Önümüzde, belki öne çekilecek, 2 seçim var. Öne çekilmese bile, yaklaşık 1,5 yıl sonra 2019 Mart’ında mahalli seçim, 6 ay sonra da Başkanlık ve TBMM seçimleri yapılacak. Mevcut siyasi ve dış politika iklimi, seçimlerin zamanında olma ihtimalini azaltıyor. Böyle bir ortamda Bakanın söylediği 2018 bütçesinde kamunun kendine çeki düzen vermesi bir hayli zor görünüyor.
İşin en zor yanlarından biri; en geç önümüzdeki yıl küresel finansta eve dönüş başlayacak, bizim gibi ülkelere sıcak para girişi azalacak. Yani yüksek büyüme için, bütçe açıkları ve faizlerin daha da yükselmesi kaçınılmaz görünüyor. Yönetimin faiz tavrı açıkken, bu durum nasıl tolere edilecek, göreceğiz...
Özetle; piyasa kuralları içinde kalarak, Hazine ve piyasa faizlerinin yükselmesi kaçınılmaz.
ŞÜKRÜ HOCA’YI KAYBETTİK
Uzun yıllar bu sayfalarda köşe yazarı olarak birlikte çalıştığımız Prof. Dr. Şükrü Kızılot’u kaybettik. Maliye camiası ve gazeteciler Şükrü Hoca’sını kaybetti.

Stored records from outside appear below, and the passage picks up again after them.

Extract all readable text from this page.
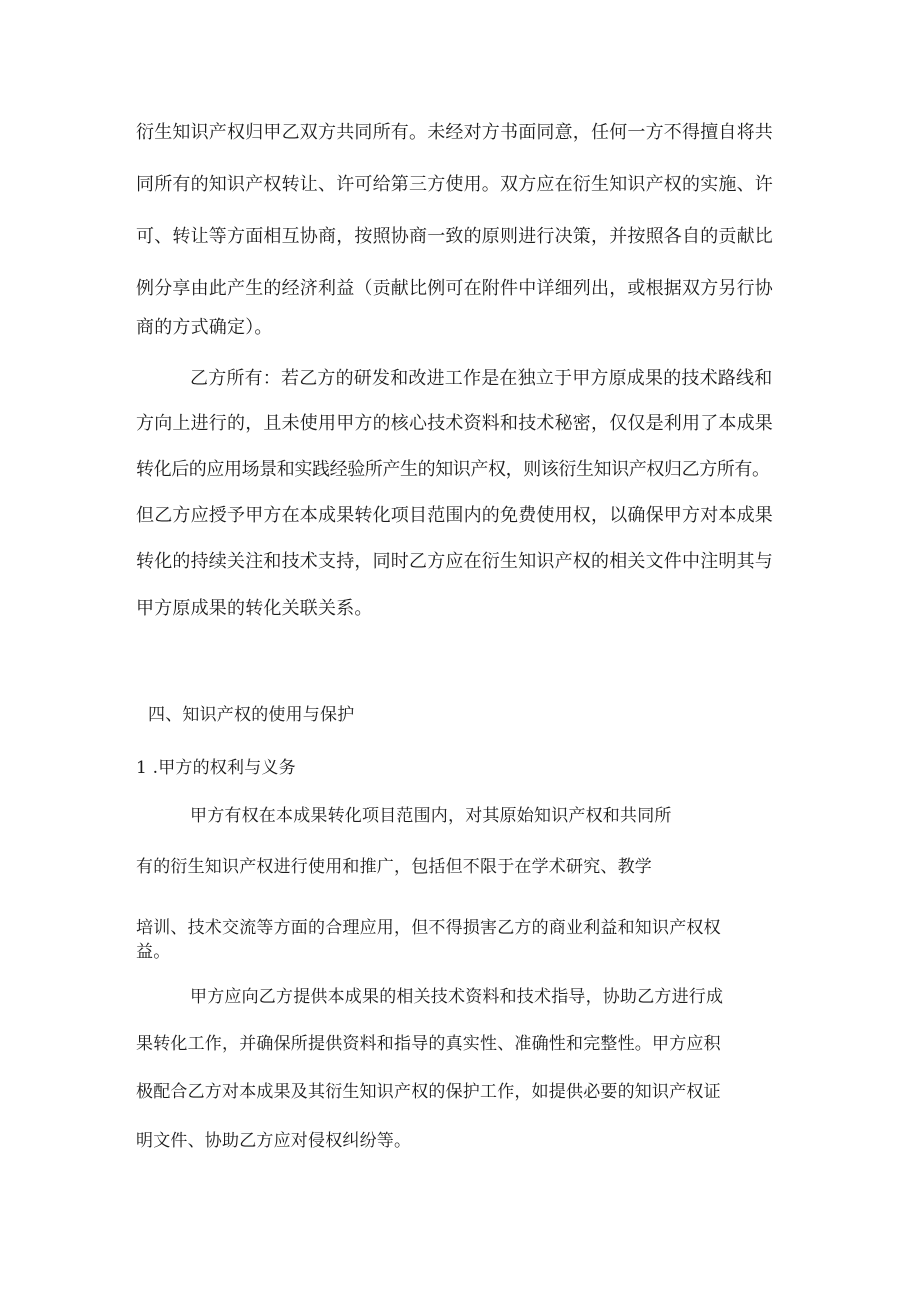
衍生知识产权归甲乙双方共同所有。未经对方书面同意，任何一方不得擅自将共
同所有的知识产权转让、许可给第三方使用。双方应在衍生知识产权的实施、许
可、转让等方面相互协商，按照协商一致的原则进行决策，并按照各自的贡献比
例分享由此产生的经济利益（贡献比例可在附件中详细列出，或根据双方另行协
商的方式确定）。
乙方所有：若乙方的研发和改进工作是在独立于甲方原成果的技术路线和
方向上进行的，且未使用甲方的核心技术资料和技术秘密，仅仅是利用了本成果
转化后的应用场景和实践经验所产生的知识产权，则该衍生知识产权归乙方所有。
但乙方应授予甲方在本成果转化项目范围内的免费使用权，以确保甲方对本成果
转化的持续关注和技术支持，同时乙方应在衍生知识产权的相关文件中注明其与
甲方原成果的转化关联关系。
四、知识产权的使用与保护
1 .甲方的权利与义务
甲方有权在本成果转化项目范围内，对其原始知识产权和共同所
有的衍生知识产权进行使用和推广，包括但不限于在学术研究、教学
培训、技术交流等方面的合理应用，但不得损害乙方的商业利益和知识产权权
益。
甲方应向乙方提供本成果的相关技术资料和技术指导，协助乙方进行成
果转化工作，并确保所提供资料和指导的真实性、准确性和完整性。甲方应积
极配合乙方对本成果及其衍生知识产权的保护工作，如提供必要的知识产权证
明文件、协助乙方应对侵权纠纷等。
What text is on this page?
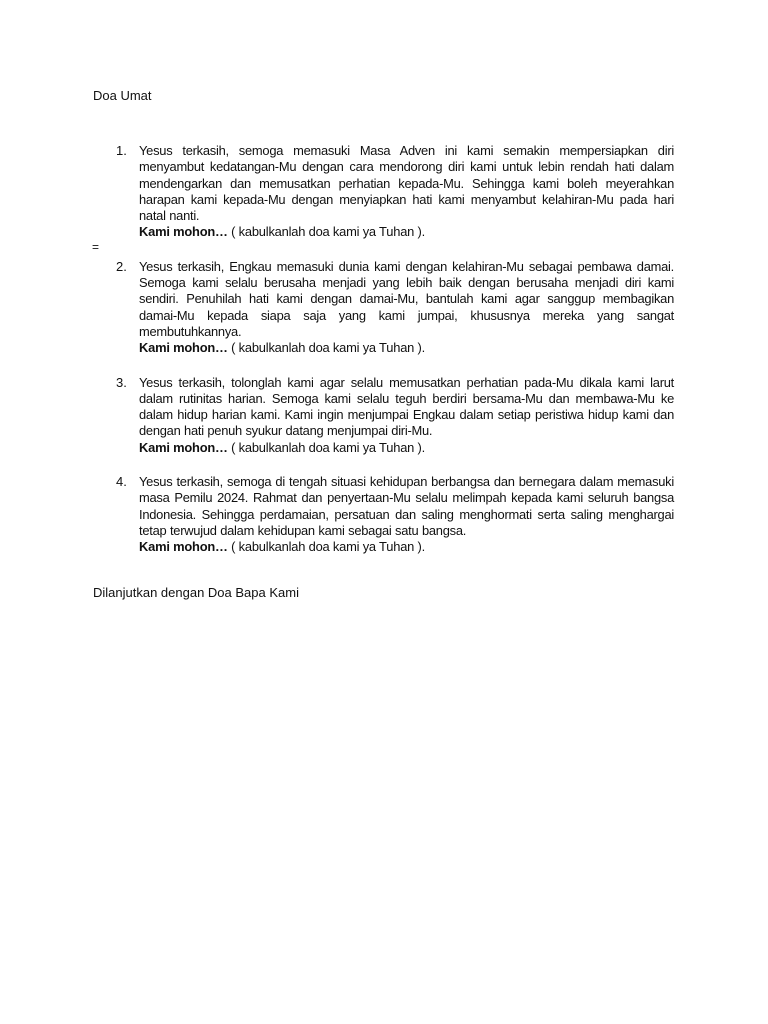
Doa Umat
1. Yesus terkasih, semoga memasuki Masa Adven ini kami semakin mempersiapkan diri menyambut kedatangan-Mu dengan cara mendorong diri kami untuk lebin rendah hati dalam mendengarkan dan memusatkan perhatian kepada-Mu. Sehingga kami boleh meyerahkan harapan kami kepada-Mu dengan menyiapkan hati kami menyambut kelahiran-Mu pada hari natal nanti.
Kami mohon… ( kabulkanlah doa kami ya Tuhan ).
2. Yesus terkasih, Engkau memasuki dunia kami dengan kelahiran-Mu sebagai pembawa damai. Semoga kami selalu berusaha menjadi yang lebih baik dengan berusaha menjadi diri kami sendiri. Penuhilah hati kami dengan damai-Mu, bantulah kami agar sanggup membagikan damai-Mu kepada siapa saja yang kami jumpai, khususnya mereka yang sangat membutuhkannya.
Kami mohon… ( kabulkanlah doa kami ya Tuhan ).
3. Yesus terkasih, tolonglah kami agar selalu memusatkan perhatian pada-Mu dikala kami larut dalam rutinitas harian. Semoga kami selalu teguh berdiri bersama-Mu dan membawa-Mu ke dalam hidup harian kami. Kami ingin menjumpai Engkau dalam setiap peristiwa hidup kami dan dengan hati penuh syukur datang menjumpai diri-Mu.
Kami mohon… ( kabulkanlah doa kami ya Tuhan ).
4. Yesus terkasih, semoga di tengah situasi kehidupan berbangsa dan bernegara dalam memasuki masa Pemilu 2024. Rahmat dan penyertaan-Mu selalu melimpah kepada kami seluruh bangsa Indonesia. Sehingga perdamaian, persatuan dan saling menghormati serta saling menghargai tetap terwujud dalam kehidupan kami sebagai satu bangsa.
Kami mohon… ( kabulkanlah doa kami ya Tuhan ).
=
Dilanjutkan dengan Doa Bapa Kami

Şükrü Hoca’yı köşe yazarı olmadan çok öncesinden tanıyorum. Ankara’da ekonomiyle ilgili aktivitelerde, sosyal ortamlarda kendisini her zaman görmek mümkündü. Her zaman hoş sohbet, saygılı, hoşgörülü, hep gündemle ilgiliydi, vergi düzenlemelerinin de içindeydi. Bırakın gazeteci olmayı, bir Ankaralı olarak sık sık ona rastlayıp sohbet etme imkanınız olurdu.
Köşe yazarı olduktan sonra ise, biz haberci kökenli köşe yazarları kıskandıracak kadar anlaşılır bir dille, gündemi çok yakın takip ederek yazılar yazdı. Hatta işi ileri götürüp; köşesinde yer verdiği fıkralarını bile kulislerde konuşulur kıldı.
Çok kesin söyleyebilirim ki; Şükrü Hoca gazeteciliği çok sevdi. Bu nedenle de meslekten gelmese de, ekonomi gazeteciliğine katkı yapan bir yazar oldu.
3 yıl önceki talihsiz hastalığından sonraydı, geçen yıl Ekonomi Müdürümüz Sefer Levent ile birlikte bürosunda kendisini ziyaret ettik, Ekrem Hoca’dan durumu hakkında bilgi aldık. Masasının başında yeni sandalyesi ile oturdu, bizi dinledi ve sanki konuştuğumuz her şeyi algılıyormuş hissi uyandırdı. Belki bir mucize bekliyorduk ama yine de umutlanmıştık...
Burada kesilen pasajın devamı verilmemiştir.